ChippyCal roadmap

Built to get better with real site use.

ChippyCal is not being built as a one-and-done calculator. The plan is to ship something genuinely useful, then keep improving it with real feedback from carpenters so it becomes faster, clearer, and more valuable over time.

Version roadmap

The plan is to start with a strong core tool, then build out the features that matter most on real jobs. This keeps the app focused now while making room for bigger improvements later.

Version 1

Core release

Launch the fast everyday calculator that covers the basics properly and already feels useful on site.

  • Metric and imperial measurement calculator
  • Fraction-friendly keypad input
  • Wall mode / framing calculator
  • Cut list generator
  • Settings panel for carpenter-focused input
Version 1.1

Cleaner workflows

Improve the speed of repeated site calculations and let people tailor the app more to the way they work.

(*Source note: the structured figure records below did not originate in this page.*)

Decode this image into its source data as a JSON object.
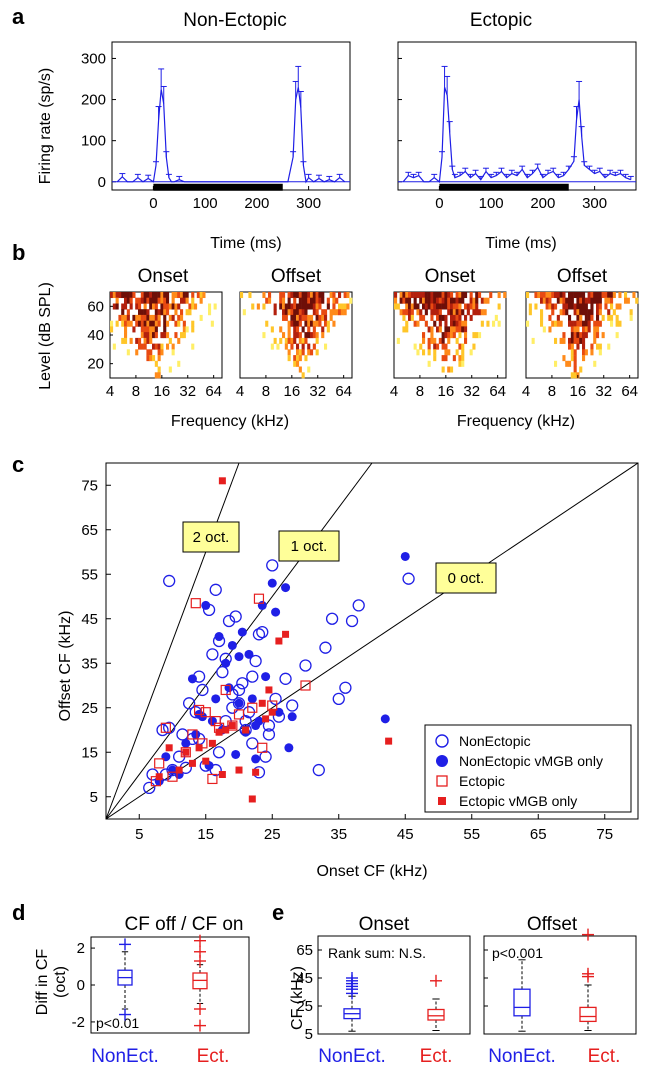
{
  "colors": {
    "blue": "#1f1fe6",
    "red": "#e61f1f",
    "heat": [
      "#ffee66",
      "#ffc629",
      "#ff8a1a",
      "#e84a12",
      "#b3200d",
      "#6e0f08"
    ],
    "label_box": "#ffff99"
  },
  "panels": {
    "a": {
      "letter": "a",
      "left_title": "Non-Ectopic",
      "right_title": "Ectopic",
      "ylabel": "Firing rate (sp/s)",
      "xlabel": "Time (ms)",
      "yticks": [
        "0",
        "100",
        "200",
        "300"
      ],
      "xticks": [
        "0",
        "100",
        "200",
        "300"
      ]
    },
    "b": {
      "letter": "b",
      "titles": [
        "Onset",
        "Offset",
        "Onset",
        "Offset"
      ],
      "ylabel": "Level (dB SPL)",
      "xlabel": "Frequency (kHz)",
      "yticks": [
        "20",
        "40",
        "60"
      ],
      "xticks": [
        "4",
        "8",
        "16",
        "32",
        "64"
      ]
    },
    "c": {
      "letter": "c",
      "xlabel": "Onset CF (kHz)",
      "ylabel": "Offset CF (kHz)",
      "ticks": [
        "5",
        "15",
        "25",
        "35",
        "45",
        "55",
        "65",
        "75"
      ],
      "octave_labels": [
        "2 oct.",
        "1 oct.",
        "0 oct."
      ],
      "legend": [
        "NonEctopic",
        "NonEctopic vMGB only",
        "Ectopic",
        "Ectopic vMGB only"
      ]
    },
    "d": {
      "letter": "d",
      "title": "CF off / CF on",
      "ylabel_line1": "Diff in CF",
      "ylabel_line2": "(oct)",
      "yticks": [
        "-2",
        "0",
        "2"
      ],
      "stat": "p<0.01",
      "xcats": [
        "NonEct.",
        "Ect."
      ]
    },
    "e": {
      "letter": "e",
      "left_title": "Onset",
      "right_title": "Offset",
      "ylabel": "CF (kHz)",
      "yticks": [
        "5",
        "25",
        "45",
        "65"
      ],
      "left_stat": "Rank sum: N.S.",
      "right_stat": "p<0.001",
      "xcats": [
        "NonEct.",
        "Ect."
      ]
    }
  },
  "chart_data": [
    {
      "panel": "a",
      "type": "line",
      "xlabel": "Time (ms)",
      "ylabel": "Firing rate (sp/s)",
      "xlim": [
        -80,
        380
      ],
      "ylim": [
        -20,
        340
      ],
      "stimulus_bar_ms": [
        0,
        250
      ],
      "series": [
        {
          "x": [
            -70,
            -60,
            -50,
            -40,
            -30,
            -20,
            -10,
            0,
            5,
            10,
            15,
            20,
            25,
            30,
            35,
            40,
            50,
            60,
            80,
            100,
            150,
            200,
            230,
            250,
            260,
            270,
            275,
            280,
            285,
            290,
            295,
            300,
            310,
            320,
            330,
            340,
            350,
            360,
            370
          ],
          "values": [
            0,
            12,
            0,
            0,
            10,
            0,
            8,
            0,
            40,
            150,
            225,
            190,
            60,
            10,
            0,
            0,
            5,
            0,
            0,
            0,
            0,
            0,
            0,
            0,
            0,
            60,
            200,
            230,
            180,
            40,
            0,
            10,
            0,
            8,
            0,
            5,
            0,
            10,
            0
          ]
        },
        {
          "x": [
            -70,
            -60,
            -50,
            -40,
            -30,
            -20,
            -10,
            0,
            5,
            10,
            15,
            20,
            25,
            30,
            40,
            50,
            60,
            70,
            80,
            90,
            100,
            110,
            120,
            130,
            140,
            150,
            160,
            170,
            180,
            190,
            200,
            210,
            220,
            230,
            240,
            250,
            260,
            265,
            270,
            275,
            280,
            290,
            300,
            310,
            320,
            330,
            340,
            350,
            360,
            370
          ],
          "values": [
            0,
            15,
            10,
            15,
            0,
            0,
            10,
            0,
            60,
            230,
            210,
            120,
            30,
            10,
            15,
            25,
            10,
            20,
            5,
            25,
            10,
            15,
            25,
            10,
            20,
            15,
            30,
            10,
            20,
            35,
            10,
            20,
            25,
            10,
            15,
            30,
            50,
            150,
            200,
            110,
            40,
            30,
            20,
            25,
            10,
            20,
            15,
            20,
            10,
            5
          ]
        }
      ]
    },
    {
      "panel": "c",
      "type": "scatter",
      "xlabel": "Onset CF (kHz)",
      "ylabel": "Offset CF (kHz)",
      "xlim": [
        0,
        80
      ],
      "ylim": [
        0,
        80
      ],
      "reference_lines_oct": [
        2,
        1,
        0
      ],
      "series": [
        {
          "name": "NonEctopic",
          "x": [
            6.5,
            7.0,
            8.5,
            9.0,
            9.5,
            10.0,
            11.0,
            11.5,
            12.0,
            12.5,
            13.0,
            13.5,
            14.0,
            14.5,
            15.0,
            15.5,
            16.0,
            16.5,
            17.0,
            17.5,
            18.0,
            18.5,
            19.0,
            19.5,
            20.0,
            20.5,
            21.0,
            21.5,
            22.0,
            22.5,
            23.0,
            23.5,
            24.0,
            24.5,
            25.0,
            25.5,
            26.0,
            27.0,
            28.0,
            30.0,
            32.0,
            33.0,
            34.0,
            35.0,
            36.0,
            37.0,
            38.0,
            45.5,
            9.5,
            14.0,
            16.5,
            17.0,
            18.0,
            19.0,
            20.0,
            21.0,
            22.0,
            23.0,
            24.5
          ],
          "values": [
            7.0,
            10.0,
            20.0,
            10.0,
            53.5,
            11.0,
            14.0,
            19.0,
            11.5,
            26.0,
            18.0,
            24.0,
            32.0,
            29.0,
            12.0,
            47.0,
            37.0,
            11.0,
            15.0,
            33.0,
            22.0,
            44.5,
            28.0,
            45.5,
            26.0,
            30.5,
            20.0,
            24.0,
            17.0,
            35.5,
            10.5,
            42.0,
            14.0,
            21.0,
            57.0,
            27.0,
            23.0,
            31.5,
            25.5,
            34.5,
            11.0,
            38.5,
            45.0,
            27.0,
            29.5,
            44.5,
            48.0,
            54.0,
            20.5,
            18.0,
            51.5,
            40.0,
            36.0,
            25.0,
            29.0,
            22.0,
            32.0,
            41.5,
            19.0
          ]
        },
        {
          "name": "NonEctopic vMGB only",
          "x": [
            8.0,
            9.0,
            10.0,
            11.0,
            12.0,
            13.0,
            13.5,
            14.0,
            15.0,
            15.5,
            16.0,
            16.5,
            17.0,
            18.0,
            18.5,
            19.0,
            19.5,
            20.0,
            20.5,
            21.0,
            21.5,
            22.0,
            22.5,
            23.0,
            23.5,
            24.0,
            25.0,
            25.5,
            26.0,
            27.0,
            27.5,
            28.0,
            42.0,
            45.0,
            14.5,
            17.5,
            20.0,
            22.5
          ],
          "values": [
            8.5,
            14.0,
            11.0,
            10.0,
            17.0,
            31.5,
            19.0,
            23.5,
            48.0,
            12.0,
            22.0,
            27.0,
            41.0,
            35.0,
            29.5,
            39.0,
            14.5,
            26.0,
            42.0,
            19.5,
            37.0,
            27.0,
            13.5,
            22.0,
            48.0,
            32.0,
            53.0,
            46.5,
            24.0,
            52.0,
            16.0,
            23.0,
            22.5,
            59.0,
            23.0,
            20.0,
            36.5,
            21.0
          ]
        },
        {
          "name": "Ectopic",
          "x": [
            7.5,
            8.0,
            9.0,
            10.0,
            12.0,
            13.0,
            14.0,
            14.5,
            15.0,
            16.0,
            16.5,
            17.0,
            18.0,
            19.0,
            20.0,
            22.0,
            23.0,
            23.5,
            25.0,
            30.0,
            13.5
          ],
          "values": [
            8.5,
            12.5,
            20.5,
            9.5,
            15.0,
            19.0,
            24.5,
            17.0,
            24.0,
            9.0,
            22.0,
            20.5,
            29.0,
            21.0,
            23.5,
            25.0,
            49.5,
            16.0,
            25.5,
            30.0,
            48.5
          ]
        },
        {
          "name": "Ectopic vMGB only",
          "x": [
            8.0,
            9.5,
            11.0,
            12.0,
            13.0,
            14.0,
            15.0,
            16.0,
            17.0,
            17.5,
            18.0,
            19.0,
            20.0,
            21.0,
            22.0,
            22.5,
            23.5,
            24.0,
            24.5,
            25.0,
            26.0,
            27.0,
            17.5,
            42.5
          ],
          "values": [
            9.5,
            16.0,
            11.0,
            15.0,
            12.5,
            16.0,
            13.0,
            17.0,
            19.5,
            76.0,
            20.0,
            21.0,
            11.0,
            20.0,
            4.5,
            10.5,
            26.0,
            22.5,
            29.0,
            24.0,
            40.0,
            41.5,
            10.0,
            17.5
          ]
        }
      ]
    },
    {
      "panel": "d",
      "type": "box",
      "title": "CF off / CF on",
      "ylabel": "Diff in CF (oct)",
      "ylim": [
        -2.6,
        2.6
      ],
      "categories": [
        "NonEct.",
        "Ect."
      ],
      "series": [
        {
          "q1": 0.0,
          "median": 0.4,
          "q3": 0.8,
          "whisker_low": -1.3,
          "whisker_high": 1.8,
          "outliers": [
            -1.6,
            2.2
          ]
        },
        {
          "q1": -0.2,
          "median": 0.25,
          "q3": 0.65,
          "whisker_low": -1.0,
          "whisker_high": 1.1,
          "outliers": [
            -1.3,
            1.3,
            1.8,
            2.4,
            -2.2
          ]
        }
      ]
    },
    {
      "panel": "e-onset",
      "type": "box",
      "title": "Onset",
      "ylabel": "CF (kHz)",
      "ylim": [
        5,
        75
      ],
      "categories": [
        "NonEct.",
        "Ect."
      ],
      "series": [
        {
          "q1": 16,
          "median": 19.5,
          "q3": 23,
          "whisker_low": 7,
          "whisker_high": 32,
          "outliers": [
            34,
            37,
            39,
            41,
            43,
            45
          ]
        },
        {
          "q1": 15,
          "median": 18,
          "q3": 22.5,
          "whisker_low": 7.5,
          "whisker_high": 30,
          "outliers": [
            43
          ]
        }
      ]
    },
    {
      "panel": "e-offset",
      "type": "box",
      "title": "Offset",
      "ylabel": "CF (kHz)",
      "ylim": [
        5,
        75
      ],
      "categories": [
        "NonEct.",
        "Ect."
      ],
      "series": [
        {
          "q1": 18,
          "median": 24,
          "q3": 37,
          "whisker_low": 7,
          "whisker_high": 58,
          "outliers": []
        },
        {
          "q1": 14,
          "median": 17.5,
          "q3": 24,
          "whisker_low": 7.5,
          "whisker_high": 40,
          "outliers": [
            46,
            48,
            76
          ]
        }
      ]
    }
  ]
}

  • Continuous calculations
  • Custom timber sizes and prices
  • Timber price estimator
  • Saved material presets
  • More refined wall settings and spacing options
Version 2

Bigger job tools

Expand ChippyCal from single calculations into something more useful across whole jobs and cut planning.

  • Save wall / job lists
  • Multi-wall cut lists
  • Combined material estimates
  • Better project-style workflows
  • More advanced geometry and layout support

Future direction

Some ideas are further out, but they show where the product could go once the main calculator is solid. The point is not to bloat the app — it is to add genuinely useful tools that save time on real work.

Community-led improvements

One of the main goals is to build ChippyCal with input from people who actually use it. That means the roadmap should stay flexible enough to respond to real feedback rather than just guessing what people need.

If a feature keeps coming up from working carpenters, that should carry more weight than random app-store fluff.

Longer-term ideas

Later versions could include deeper estimator tools, better saved workflows, and even hardware-linked features. One example already on the longer-term roadmap is pulling measurements in from a Bluetooth laser measure.

The aim is still the same: make calculations quicker, clearer, and more trustworthy when you are actually on the job.